I'm not familiar with Haskell and am really, really struggling to follow the article.
In the case of the functor, the author doesn't explain in technical, specific enough terms the difference between "open the box, extract the value out of it, apply the function, and put the result back in a box" and "apply a function to a box directly; no need to perform all the steps ourselves." I have no idea what 'apply a function to a box' even means.
> That’s the essence of functors: an abstraction representing something to which we can apply a function to the value(s) inside
The error in this sentence garbles its meaning beyond recovery. "We can apply a function" governs two prepositional phrases that are semantically and syntactically identical: "to which;" "to the value(s) inside." There's no way to resolve the meaning of one without rendering the other incoherent.
The number one mistake is everyone trying to explain a Haskell concept to the general population makes is using Haskell. If someone already knows Haskell there is a good chance they know there concepts. Don't use Haskell as the language, use js to explain it.
The number two mistake people make is being aware of the number one mistake so they go write yet another Monad tutorial in Javascript (or Java or whatever...). Which is why there are so many damn Monad tutorials, all saying pretty much the same thing.
I am not yet sure whether it's a third mistake to think that it's particularly relevant to understand monads (and friends) outside of a language with (a) the higher-kinded types necessary to actually use them, and (b) a type system that is inconsistent in the face of effects without monads.
I waver between a belief that developers with curiosity about computer science topics will, over time, be quantitatively better developers, and the notion that these are niche topics with limited relevancy.
After all, it's very clear that the Java standard library design committee understands what monads are and where they're useful, since the library is littered with the things, but there's vast numbers of developers out there making effective use of futures, collections, optionals, and streams, building their own intuitions about what "flatMap" means you can get away with, all without reading any monad tutorials.
> The number two mistake people make is being aware of the number one mistake so they go write yet another Monad tutorial in Javascript (or Java or whatever...). Which is why there are so many damn Monad tutorials, all saying pretty much the same thing.
I was lucky seeing this before hitting submit button. Phew that was close.

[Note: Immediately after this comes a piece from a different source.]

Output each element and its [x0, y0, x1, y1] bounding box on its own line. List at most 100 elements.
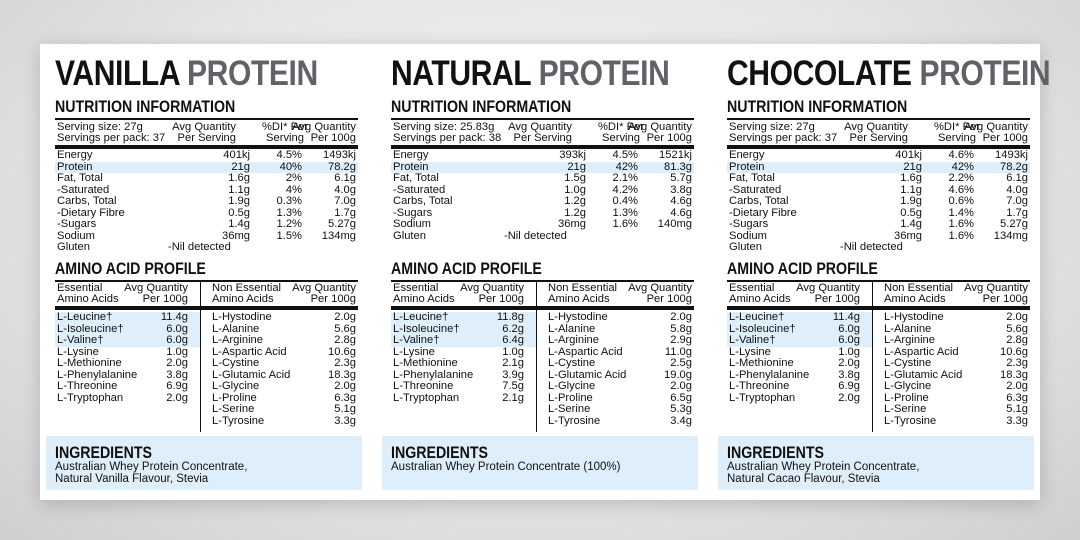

The distinction is that in general “opening a box and extracting the value” makes no sense, as it's not a thing that can be done in general. If your box is a Maybe, there might not be a value to extract. If it's a list, there might be zero or multiple values. It only ever makes sense to map over the contents of the box, replacing the values with their image under the map.
To try to answer your first question, coming form someone who is also not an expert in Haskell or monads.
"apply a function to a box directly; no need to perform all the steps ourselves."
The box doesn't change, and it also doesn't matter what's inside of it. You are attaching the function to the box, who later knows how to apply it to itself. If you were to open the box, you would need to know how to handle all the possible contents. It's key here that you are only handling a box and nothing else.